Is postgresql can do average for rolling data? I have this case where I need to average the values for 5 days and get all the days filled up while waiting for the actual values so basically if I'm in day 6 today, my formula would be day 1-5 then day 7 would be 2-6 but day 6 values comes from the average today and so on. You can see the values below. I have been searching if sql can do this but can't find any function. I only found recursive but not available in postgres.

SAMPLE TABLE

enter image description here

2

There are 2 best solutions below

1
JohnH On

The key to calculating rolling means with missing value substitution is to maintain a buffer holding the values contributing to the mean.

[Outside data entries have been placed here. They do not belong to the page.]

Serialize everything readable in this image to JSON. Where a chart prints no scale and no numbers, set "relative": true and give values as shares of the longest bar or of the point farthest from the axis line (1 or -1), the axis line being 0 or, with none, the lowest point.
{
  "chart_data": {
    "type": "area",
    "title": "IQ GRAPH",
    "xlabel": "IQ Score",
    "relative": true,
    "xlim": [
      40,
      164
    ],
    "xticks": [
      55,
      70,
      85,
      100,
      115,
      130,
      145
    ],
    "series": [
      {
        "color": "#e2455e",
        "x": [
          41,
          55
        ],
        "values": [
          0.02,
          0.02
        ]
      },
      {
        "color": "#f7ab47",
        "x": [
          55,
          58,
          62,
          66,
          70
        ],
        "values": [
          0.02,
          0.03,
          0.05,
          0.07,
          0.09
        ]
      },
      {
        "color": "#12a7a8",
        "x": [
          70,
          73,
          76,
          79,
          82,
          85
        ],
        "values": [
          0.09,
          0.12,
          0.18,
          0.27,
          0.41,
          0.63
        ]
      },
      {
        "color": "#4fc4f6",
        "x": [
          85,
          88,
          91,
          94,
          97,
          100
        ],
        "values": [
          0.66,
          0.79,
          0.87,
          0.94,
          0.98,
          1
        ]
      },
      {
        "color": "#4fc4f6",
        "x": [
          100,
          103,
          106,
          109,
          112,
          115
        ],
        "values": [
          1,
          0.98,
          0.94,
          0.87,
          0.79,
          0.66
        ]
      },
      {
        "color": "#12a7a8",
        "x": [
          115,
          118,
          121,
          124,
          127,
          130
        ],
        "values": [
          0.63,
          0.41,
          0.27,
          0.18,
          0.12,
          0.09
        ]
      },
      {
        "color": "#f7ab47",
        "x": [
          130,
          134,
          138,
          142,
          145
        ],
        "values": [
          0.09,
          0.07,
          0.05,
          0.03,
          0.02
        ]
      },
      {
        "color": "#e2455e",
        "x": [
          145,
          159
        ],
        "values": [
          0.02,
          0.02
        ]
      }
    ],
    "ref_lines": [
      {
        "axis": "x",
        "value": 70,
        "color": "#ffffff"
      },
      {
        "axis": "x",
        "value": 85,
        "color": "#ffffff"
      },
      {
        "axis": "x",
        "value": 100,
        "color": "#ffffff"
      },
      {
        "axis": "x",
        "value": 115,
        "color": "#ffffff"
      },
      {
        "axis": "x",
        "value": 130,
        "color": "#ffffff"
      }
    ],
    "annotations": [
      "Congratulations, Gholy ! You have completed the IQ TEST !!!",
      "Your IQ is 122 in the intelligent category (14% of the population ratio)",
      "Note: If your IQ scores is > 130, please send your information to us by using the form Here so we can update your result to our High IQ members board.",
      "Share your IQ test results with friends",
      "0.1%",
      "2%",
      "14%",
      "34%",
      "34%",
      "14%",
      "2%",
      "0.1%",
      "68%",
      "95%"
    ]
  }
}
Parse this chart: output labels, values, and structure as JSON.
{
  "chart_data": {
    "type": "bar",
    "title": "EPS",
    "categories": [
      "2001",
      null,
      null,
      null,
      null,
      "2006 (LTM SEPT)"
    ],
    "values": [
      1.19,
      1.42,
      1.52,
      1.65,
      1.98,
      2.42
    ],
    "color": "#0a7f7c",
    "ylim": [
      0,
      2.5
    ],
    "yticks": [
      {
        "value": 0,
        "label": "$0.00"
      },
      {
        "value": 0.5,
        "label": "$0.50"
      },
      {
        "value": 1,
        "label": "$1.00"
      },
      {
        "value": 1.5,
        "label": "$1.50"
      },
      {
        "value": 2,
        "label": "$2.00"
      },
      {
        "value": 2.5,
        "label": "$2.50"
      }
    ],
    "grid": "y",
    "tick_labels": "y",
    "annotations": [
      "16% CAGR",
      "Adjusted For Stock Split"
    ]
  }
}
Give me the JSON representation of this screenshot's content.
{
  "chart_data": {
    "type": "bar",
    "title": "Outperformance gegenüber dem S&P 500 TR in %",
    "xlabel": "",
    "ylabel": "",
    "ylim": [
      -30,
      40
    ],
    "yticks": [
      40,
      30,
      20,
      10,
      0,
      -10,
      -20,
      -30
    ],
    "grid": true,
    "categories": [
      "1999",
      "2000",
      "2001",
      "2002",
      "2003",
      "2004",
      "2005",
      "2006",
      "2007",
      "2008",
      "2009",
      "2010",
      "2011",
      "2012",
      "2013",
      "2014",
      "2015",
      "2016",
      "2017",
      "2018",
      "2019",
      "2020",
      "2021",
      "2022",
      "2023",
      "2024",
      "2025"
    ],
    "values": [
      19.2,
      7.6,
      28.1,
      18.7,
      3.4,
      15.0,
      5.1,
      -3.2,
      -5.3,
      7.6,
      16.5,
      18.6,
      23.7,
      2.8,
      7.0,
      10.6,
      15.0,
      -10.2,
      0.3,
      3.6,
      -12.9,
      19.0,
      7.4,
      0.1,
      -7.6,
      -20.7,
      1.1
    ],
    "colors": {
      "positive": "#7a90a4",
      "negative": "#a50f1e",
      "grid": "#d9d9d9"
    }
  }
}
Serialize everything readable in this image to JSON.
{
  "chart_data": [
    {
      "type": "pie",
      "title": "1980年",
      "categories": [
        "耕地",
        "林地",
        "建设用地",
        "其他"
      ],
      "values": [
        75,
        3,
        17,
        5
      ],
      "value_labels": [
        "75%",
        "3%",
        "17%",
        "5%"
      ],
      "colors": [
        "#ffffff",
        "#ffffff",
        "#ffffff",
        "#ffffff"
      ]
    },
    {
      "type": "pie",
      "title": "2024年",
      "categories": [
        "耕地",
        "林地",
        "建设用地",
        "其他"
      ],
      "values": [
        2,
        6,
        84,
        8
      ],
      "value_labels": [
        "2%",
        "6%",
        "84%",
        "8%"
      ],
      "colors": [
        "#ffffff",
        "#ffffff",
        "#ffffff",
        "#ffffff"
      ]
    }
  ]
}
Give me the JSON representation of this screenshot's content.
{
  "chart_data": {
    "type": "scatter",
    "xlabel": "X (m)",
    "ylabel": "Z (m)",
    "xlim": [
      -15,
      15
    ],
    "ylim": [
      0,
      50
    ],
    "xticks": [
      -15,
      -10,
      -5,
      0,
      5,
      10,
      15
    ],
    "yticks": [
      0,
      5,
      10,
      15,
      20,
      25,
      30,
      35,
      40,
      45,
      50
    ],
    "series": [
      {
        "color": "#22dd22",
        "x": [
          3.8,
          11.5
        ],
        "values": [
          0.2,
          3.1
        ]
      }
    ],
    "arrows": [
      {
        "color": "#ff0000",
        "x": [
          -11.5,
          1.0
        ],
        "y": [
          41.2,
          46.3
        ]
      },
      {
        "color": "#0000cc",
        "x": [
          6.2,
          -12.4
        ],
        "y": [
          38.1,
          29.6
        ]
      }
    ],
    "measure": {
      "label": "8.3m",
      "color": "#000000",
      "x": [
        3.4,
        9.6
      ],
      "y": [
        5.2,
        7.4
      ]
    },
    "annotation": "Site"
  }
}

The following query demonstrates calculating a rolling mean using a recursive CTE with an array holding the contributing values:

WITH RECURSIVE
  -- generate sample data as per original post
  t AS (
    SELECT s.n AS day_number, (CASE WHEN s.n <= 5 THEN s.n + 1 END)::float AS day_value
      FROM generate_series(1, 9) s(n)),
  cte AS (
    SELECT t.day_number,
           t.day_value AS original_day_value,
           t.day_value,
           COALESCE(t.day_value, 0) AS rolling_sum,
           CASE WHEN t.day_value IS NULL THEN 0 ELSE 1 END AS sample_count,
           -- array size determines maximum number of samples contributing to rolling mean
           array_fill(NULL::float, ARRAY[4]) || ARRAY[t.day_value] AS samples
      FROM t
      WHERE t.day_number = 1
    UNION ALL
    SELECT t.day_number,
           t.day_value AS original_day_value,
           w.day_value,
           -- maintain rolling sum to eliminate need to repeatedly sum samples
           cte.rolling_sum - COALESCE(samples[cte.sample_count - cardinality(cte.samples) + 1], 0) + COALESCE(w.day_value, 0) AS rolling_sum,
           -- because missing values have substitutions, sample_count can never decrease
           LEAST(cardinality(cte.samples),
                 (cte.sample_count + CASE WHEN w.day_value IS NOT NULL THEN 1 ELSE 0 END)) AS sample_count,
           -- shift out the oldest sample and append the newest
           cte.samples[2:] || w.day_value
      FROM t
      JOIN cte
        ON t.day_number = cte.day_number + 1
      CROSS JOIN LATERAL (
        -- compute the new day value once instead of repeating the calculation in the enclosing query's select list
        SELECT COALESCE(t.day_value, cte.rolling_sum / NULLIF(cte.sample_count, 0)) AS day_value) w)
SELECT cte.*
  FROM cte
  ORDER BY cte.day_number;

I don't have access to a postgreSQL 9.1 database, so I have only run this with PostgreSQL 15.3. There might be some changes needed for the older version; however, the general concepts still apply.

0
Belayer On

You can get what the 5-day running average you asked for with the window version of the avg() function, see here and here with demo here.

select day
     , value
     , case when rn>5
            then p5::numeric(5,2)
            else null
       end "prior 5 day average"
  from (select * 
             , avg(value) over win p5
             , row_number() over() rn
          from sample_table
        window win as (order by day 
                       range between 5 preceding
                                 and 1 preceding
                      )   
       ) sq;

Well at least you get what you asked for, 5 day prior average. You cannot however get what you have in your sample table as days 6 thru 10 do not have a valid value and I am not going to what values you lead to your posed results.

NOTE: Demo actually run with v15. As v9.1 is no longer carried by db<>fiddle, but documentation references are v9.1.